Destarte, no mesmo passo do ministro Ayres de Brito, o fundo garantidor dos benefícios de natureza previdenciária operados pelo sistema privados é espécie de pecúlio, stricto senso, natureza que, por si, lhe confere a impenhorabilidade absoluta prevista no inciso IV do Artigo 649 do CPC.

Acresça-se mais: a origem dos recursos formadores desse pecúlio é salarial, logo, verba de natureza alimentar que não se modifica, haja vista que se destina à prestação futura de outra verba de natureza alimentar, a saber, a complementação dos proventos de aposentadoria ou mesmo o pensionamento.
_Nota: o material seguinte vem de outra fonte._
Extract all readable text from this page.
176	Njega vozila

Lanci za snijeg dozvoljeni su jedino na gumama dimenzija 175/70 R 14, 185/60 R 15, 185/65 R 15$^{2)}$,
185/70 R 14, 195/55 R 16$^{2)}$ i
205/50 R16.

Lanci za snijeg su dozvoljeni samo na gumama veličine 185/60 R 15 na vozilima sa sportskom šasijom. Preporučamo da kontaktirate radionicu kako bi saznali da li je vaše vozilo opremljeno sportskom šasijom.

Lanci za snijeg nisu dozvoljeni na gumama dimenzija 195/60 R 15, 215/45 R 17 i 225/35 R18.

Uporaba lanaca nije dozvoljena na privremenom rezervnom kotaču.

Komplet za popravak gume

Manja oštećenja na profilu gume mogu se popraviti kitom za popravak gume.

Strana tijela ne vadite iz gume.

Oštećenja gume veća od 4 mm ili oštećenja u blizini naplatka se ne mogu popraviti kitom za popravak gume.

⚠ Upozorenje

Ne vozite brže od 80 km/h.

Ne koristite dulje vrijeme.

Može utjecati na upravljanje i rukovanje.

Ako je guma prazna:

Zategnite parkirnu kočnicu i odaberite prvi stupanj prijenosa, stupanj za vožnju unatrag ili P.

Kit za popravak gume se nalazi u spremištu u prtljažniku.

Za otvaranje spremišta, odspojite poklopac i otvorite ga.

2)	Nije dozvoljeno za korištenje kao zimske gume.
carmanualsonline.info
Essa a inteligência extraída do voto proferido pelo ministro César Asfor Rocha no Recurso Especial 536.700-SP, assim ementado:

RECURSO ESPECIAL Nº 536.760 – SP EMENTA: PROCESSO CIVIL. PENHORA. DEPÓSITO BANCÁRIO DECORRENTE DE PENSÃO. IMPOSSIBILIDADE.

Os depósitos bancários provenientes exclusivamente da pensão paga pelo INSS e da respectiva complementação pela entidade de previdência privada são a própria pensão, por isso mesmo que absolutamente impenhoráveis quando destinados ao sustento do devedor ou da sua família.

Recurso conhecido e provido.

Já se disse que o pecúlio pode sofrer acréscimos. Um deles, em se tratando dos planos previdenciários privados, advém dos ganhos de capital auferidos pelo investimento dos recursos do pecúlio na ciranda financeira. Esses ganhos, ainda que ostentem a mesma natureza do pecúlio, podem ser objeto de penhora por força do que dispõe o Artigo 650 do CPC? Reza o artigo:


Artigo 650. Podem ser penhorados, à falta de outros bens, os frutos e rendimentos dos bens inalienáveis, salvo se destinados à satisfação de prestação alimentícia.

Embora o texto do artigo se refira expressamente à penhorabilidade dos frutos de bens inalienáveis, quer-se, aqui, enfrentar a (im)penhorabilidade dos ganhos de capital decorrentes do investimento dos recursos do pecúlio previdenciário.

Segundo a doutrina civilista, por frutos deve se entender tudo aquilo que se possa ser obtido periodicamente da coisa, nascendo e renascendo – quod ex re nasci et renasce solet — sem alteração da natureza da coisa. Dois requisitos qualificadores se evidenciam: o da periodicidade e na inalterabilidade da coisa produtora dos frutos.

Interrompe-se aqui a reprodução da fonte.